I'm trying to understand the math notes detailing the way to obtain the complex solution:
If the problem is homogeneous we have :
$$ay''(t) + by'(t) + cy(t) = 0$$
to know all solutions for this use the ansatz
$$y(t) = e^{\lambda t}$$
and plug it into the ODE to find
$$ay''(t) + by'(t) + cy(t) = a \lambda^2e^{\lambda t} + b\lambda e^{\lambda t} + ce^{\lambda t} = 0$$
This problem can be solved using the characteristic equation:
$$a\lambda^2 + b\lambda +c = 0$$
Dependeing on the value of the discriminant $D = b^2 - 4ac$ we find different types of solutions:
$1.$ $D < 0$: $\lambda_1 \neq \lambda_2$ and both real.

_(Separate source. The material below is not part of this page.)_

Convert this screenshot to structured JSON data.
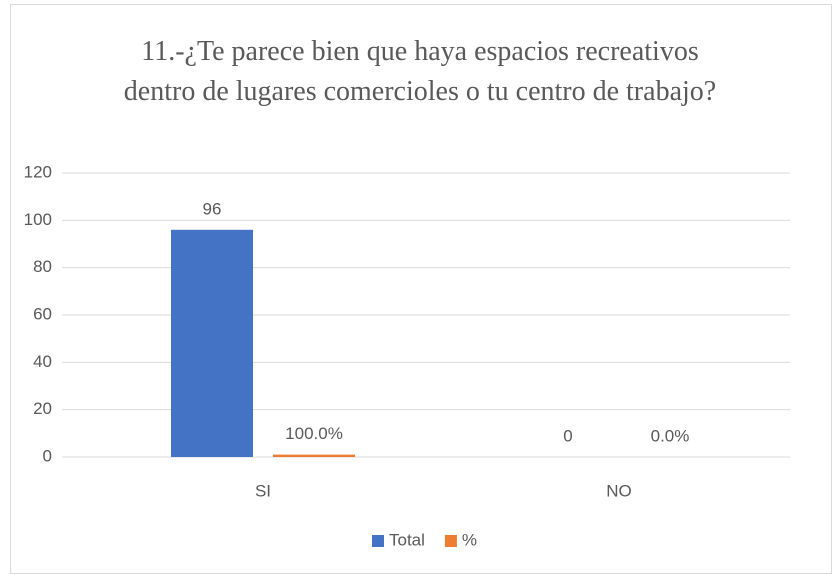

Then we have two linearly independent solutions
$$y_1(t) = e^{\lambda_1t} \quad \text{and}\quad y_2(t) = e^{\lambda_2t}$$ and thus the general solution is
$$y(t) = c_1y_1(t) + c_2y_2(t) = c_1e^{\lambda_1t} + c_2e^{\lambda_2t}$$
$2.$ $D = 0$: $\lambda_1 = \lambda_2 \in \mathbb{R}$
One solution is immediate from the previous case
$$y_1(t) = e^{\lambda_1t}$$
One can verify that the second solution is given by
$$y_2(t) = te^{\lambda_1t}$$ Thus the general solution is
$$y(t) = c_1y_1(t) + c_2y_2(t) = c_1e^{\lambda_1t} (c_1 +tc_2)$$
$3.$ $D < 0$: $\lambda_{1,2} = \alpha \pm i\beta$ with $\alpha$, $\beta \in \mathbb{R}$ and $\beta \neq 0$
Using the idea from the first case we end up with complex sotluions
$$u_1(t) =e^{\lambda_1t} = e^{(\alpha + i \beta)t} = e^{\alpha t}(\cos(\beta t) + i \sin(\beta t)) \tag{1}\label{eq1}$$ $$ u_2(t) =e^{\lambda_2t} = e^{(\alpha + i \beta)t} = e^{\alpha t}(\cos(\beta t) - i \sin(\beta t)) \tag{2}\label{eq2}$$
My Question:
I guess the statement $(1)$ and $(2)$ have to do with the properties of complex numbers. However can you give me a link to understand those $2$ statements.